Местность впереди них начала потихоньку понижаться: они подходили к оврагам Брейя, как когтями, захватывавшим плато, но сходившим на нет вблизи дома-форта. Лес с этой стороны являл собой густые заросли молодых каштанов; ходьба сквозь жесткие стебли, которые приходилось раздвигать руками, изматывала их. Ружье Гуркюфа всякий раз застревало в сплетении ветвей; он чертыхался; развевавшиеся полы шинелей цеплялись за колючие кустарники; ножны штыка, фляги позвякивали в чаще с дребезжащим звоном колокольчиков стада, спускающегося с альпийских лугов.

«Нам не дойти, — почти беспечно подумал Гранж. Впрочем…»

Нога его распухла и наливалась тяжестью. Он остановился, чтобы сменить повязку, швырнул в кусты испачканный тампон. Когда он ступал на пятку, острая режущая боль стрелой пронзала его ногу до поясницы; он переводил дыхание — долго, закрыв глаза, с похолодевшими висками, вытирая рукой влажный от скверного пота лоб. В лесу начинало темнеть; на бледнеющем небе две-три расплывчатые звезды уже подрагивали на острие ветвей. Шум голосов и моторов прекратился. Из-за потери крови он с легкой головой как бы качался на волнах надвигавшейся покойной ночи. Они шли к Мёзу. Но теперь уже не было так важно, дойдут ли они до Мёза. Теперь уже вообще было не важно, придут ли они куда-нибудь. На запястье, там, где шероховатая ткань натирала ему кожу, он ощущал легкую, бархатистую дрожь жара — и даже едва ли не сладострастную.

— Стой, — буркнул он Гуркюфу, потянув за ножны штыка, который ужасно раздражал его своим позвякиванием. — Надо попить.

Во флягах у них было только красное вино; едва он попробовал терпкой жидкости, как от мгновенной тошноты ему скрутило живот, точно он наглотался опилок. Он попытался встать на ступню, но нога под ним согнулась, будто нашпигованная вдруг иголками.
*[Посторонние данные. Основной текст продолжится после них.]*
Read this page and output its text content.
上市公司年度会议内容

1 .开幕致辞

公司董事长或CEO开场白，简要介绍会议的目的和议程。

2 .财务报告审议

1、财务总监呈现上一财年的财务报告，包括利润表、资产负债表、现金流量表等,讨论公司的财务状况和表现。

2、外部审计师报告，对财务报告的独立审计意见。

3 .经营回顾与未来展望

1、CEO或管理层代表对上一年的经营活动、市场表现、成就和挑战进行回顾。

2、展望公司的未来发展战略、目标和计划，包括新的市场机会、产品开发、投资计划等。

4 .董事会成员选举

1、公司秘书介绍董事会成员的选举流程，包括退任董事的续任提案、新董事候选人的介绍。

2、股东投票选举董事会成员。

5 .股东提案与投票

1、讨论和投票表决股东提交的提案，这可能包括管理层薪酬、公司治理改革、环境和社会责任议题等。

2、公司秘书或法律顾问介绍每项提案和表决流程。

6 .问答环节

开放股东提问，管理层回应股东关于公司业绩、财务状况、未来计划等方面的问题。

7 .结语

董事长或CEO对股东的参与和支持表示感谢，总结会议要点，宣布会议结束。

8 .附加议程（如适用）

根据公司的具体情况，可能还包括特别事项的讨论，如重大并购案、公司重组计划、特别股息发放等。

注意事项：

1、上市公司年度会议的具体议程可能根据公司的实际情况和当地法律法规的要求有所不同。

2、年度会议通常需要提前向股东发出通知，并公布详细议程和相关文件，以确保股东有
Он задрал штанину выше колена — распухшего, твердого, испещренного легкими синеватыми бляшками. «Наверное, осколок ударил плашмя, так что я и не почувствовал», — подумал он. Он прислонился к молодому побегу каштана, положив ногу прямо перед собой на мох. Выступивший ледяной пот вновь увлажнил его своим быстрым прикосновением, сбежал от висков к животу. Просунув руку сзади за ремень, чтобы ослабить его, он вытащил ее липкой от крови: он был ранен еще и в поясницу.
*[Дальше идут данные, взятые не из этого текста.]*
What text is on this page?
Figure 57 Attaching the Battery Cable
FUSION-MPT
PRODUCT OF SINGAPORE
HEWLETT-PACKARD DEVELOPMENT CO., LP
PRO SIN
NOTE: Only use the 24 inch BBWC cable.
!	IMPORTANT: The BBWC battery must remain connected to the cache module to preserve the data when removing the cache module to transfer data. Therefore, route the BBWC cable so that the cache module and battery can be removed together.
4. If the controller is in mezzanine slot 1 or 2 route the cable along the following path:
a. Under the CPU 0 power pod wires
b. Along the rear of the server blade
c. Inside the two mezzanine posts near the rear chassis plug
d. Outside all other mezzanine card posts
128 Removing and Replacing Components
— Плохи дела, — сказал он отрывисто. — Оставь меня здесь.

Он смотрел на торчавшего перед ним Гуркюфа, который, широко расставив ноги и оттопырив губу, завинчивал флягу с таким комично-смущенным видом, что Гранж почувствовал, как его одолевает призрак смеха, который, скользя по лицу, не вызывал на нем никаких перемен. Замешательство мужчины перед раной вдруг очень сильно поразило его. Все-таки не хотел бы он, чтобы в этот момент подле него оказалась женщина.

— Уходи! — снова заговорил он раздраженно. — Темнеет уже.
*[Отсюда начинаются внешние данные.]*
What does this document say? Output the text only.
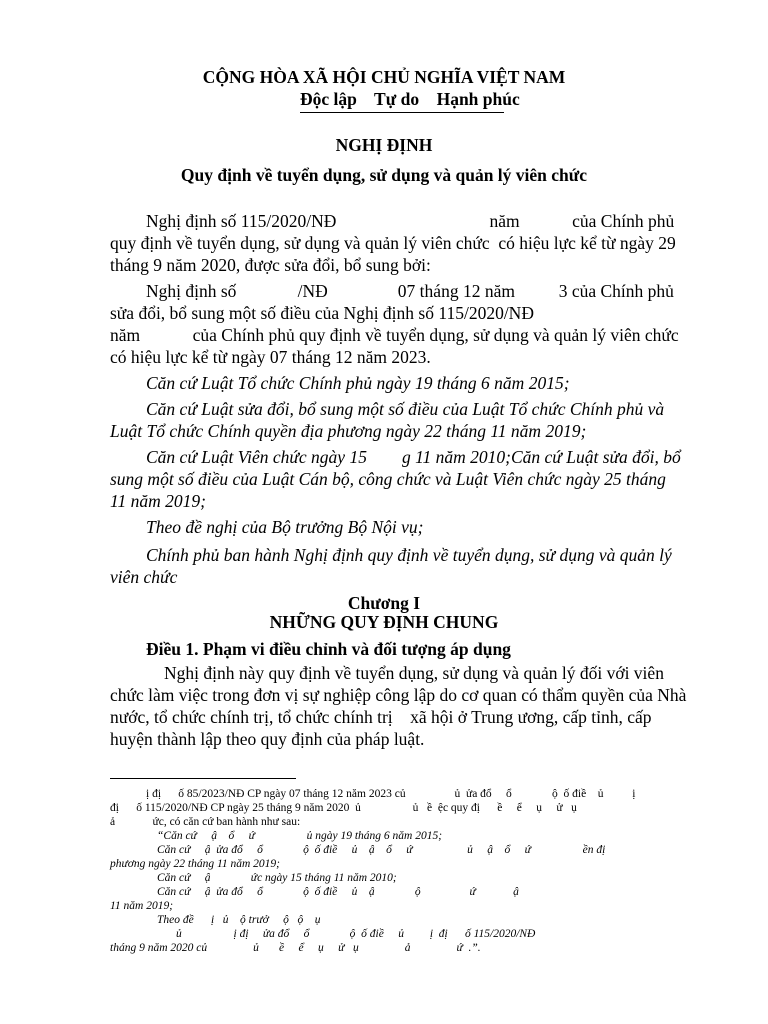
CỘNG HÒA XÃ HỘI CHỦ NGHĨA VIỆT NAM
Độc lập    Tự do    Hạnh phúc
NGHỊ ĐỊNH
Quy định về tuyển dụng, sử dụng và quản lý viên chức
Nghị định số 115/2020/NĐ                                   năm            của Chính phủ
quy định về tuyển dụng, sử dụng và quản lý viên chức  có hiệu lực kể từ ngày 29
tháng 9 năm 2020, được sửa đổi, bổ sung bởi:
Nghị định số              /NĐ                07 tháng 12 năm          3 của Chính phủ
sửa đổi, bổ sung một số điều của Nghị định số 115/2020/NĐ
năm            của Chính phủ quy định về tuyển dụng, sử dụng và quản lý viên chức
có hiệu lực kể từ ngày 07 tháng 12 năm 2023.
Căn cứ Luật Tổ chức Chính phủ ngày 19 tháng 6 năm 2015;
Căn cứ Luật sửa đổi, bổ sung một số điều của Luật Tổ chức Chính phủ và
Luật Tổ chức Chính quyền địa phương ngày 22 tháng 11 năm 2019;
Căn cứ Luật Viên chức ngày 15        g 11 năm 2010;Căn cứ Luật sửa đổi, bổ
sung một số điều của Luật Cán bộ, công chức và Luật Viên chức ngày 25 tháng
11 năm 2019;
Theo đề nghị của Bộ trưởng Bộ Nội vụ;
Chính phủ ban hành Nghị định quy định về tuyển dụng, sử dụng và quản lý
viên chức
Chương I
NHỮNG QUY ĐỊNH CHUNG
Điều 1. Phạm vi điều chỉnh và đối tượng áp dụng
Nghị định này quy định về tuyển dụng, sử dụng và quản lý đối với viên
chức làm việc trong đơn vị sự nghiệp công lập do cơ quan có thẩm quyền của Nhà
nước, tổ chức chính trị, tổ chức chính trị    xã hội ở Trung ương, cấp tỉnh, cấp
huyện thành lập theo quy định của pháp luật.
ị đị      ố 85/2023/NĐ CP ngày 07 tháng 12 năm 2023 củ                 ủ  ửa đổ     ổ              ộ  ố điề    ủ          ị
đị      ố 115/2020/NĐ CP ngày 25 tháng 9 năm 2020  ủ                  ủ   ề  ệc quy đị      ề     ể     ụ     ử   ụ
ả             ức, có căn cứ ban hành như sau:
“Căn cứ     ậ    ổ     ứ                  ủ ngày 19 tháng 6 năm 2015;
Căn cứ     ậ  ửa đổ     ổ              ộ  ố điề     ủ    ậ    ổ     ứ                   ủ     ậ    ổ     ứ                  ền đị
phương ngày 22 tháng 11 năm 2019;
Căn cứ     ậ              ức ngày 15 tháng 11 năm 2010;
Căn cứ     ậ  ửa đổ     ổ              ộ  ố điề     ủ    ậ              ộ                 ứ             ậ
11 năm 2019;
Theo đề      ị   ủ    ộ trưở     ộ   ộ    ụ
ủ                  ị đị     ửa đổ     ổ              ộ  ố điề     ủ         ị  đị      ố 115/2020/NĐ
tháng 9 năm 2020 củ                ủ       ề     ể     ụ     ử   ụ                ả                ứ  .”.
Он протянул ему компас. Гуркюф стоял перед ним как вкопанный, опустив голову; носком башмака он нерешительно ковырял веточки на мху. Темнота быстро сгущалась, уже стирала лица.

— Как бы я хотел остаться здесь, — вымолвил наконец Гуркюф, скривившись, точно хотел заплакать.

Он держал компас на вытянутой руке, неловко, как блюдце с кофейной чашкой.

— Не валяй дурака. Сматывайся. Пропадешь здесь ни за грош. Это приказ, — добавил Гранж тоном, поневоле показавшимся ему слегка пародийным.

Снова у него возникло ощущение, что эта война даже в мелочах что-то пересмеивала, хотя и невозможно было понять; что именно.

Прошло несколько секунд, Гуркюф тряхнул головой, налил четвертинку вина и поставил ее на мох рядом с Гранжем; из своего вещмешка высыпал на газету несколько горстей сухарей. Затем он поудобнее прислонил Гранжа к каштану и набросил ему на ноги свое одеяло. Гранж догадывался, что он нарочно тянет время. Когда ему больше уже нечего было делать, он, скрестив ноги, присел на корточки рядом с каштаном. Трутовой зажигалкой Гуркюфа зажгли сигареты. Установилась темнота; из предосторожности они накрывали панцирем своих касок крошечные алые точки, которые, как угольки, уже сверкали в ночной мгле.

— Что ж, господин лейтенант, так тому и быть, раз вы хотите… — промямлил Гуркюф, когда они пожелали друг другу удачи. — Если я еще найду там парней, мы вернемся за вами, — добавил он благопристойно.

Он стал отходить за деревья, с трудом волоча ноги, — неуклюжая, косолапая громадина, мало-помалу углублявшаяся в чащу. Время от времени он останавливался, оборачивался, и Гранж догадывался, что он бросает в его сторону панический взгляд пса, который дал тягу, но, обернувшись, вдруг забеспокоился, что никто его больше не подзывает.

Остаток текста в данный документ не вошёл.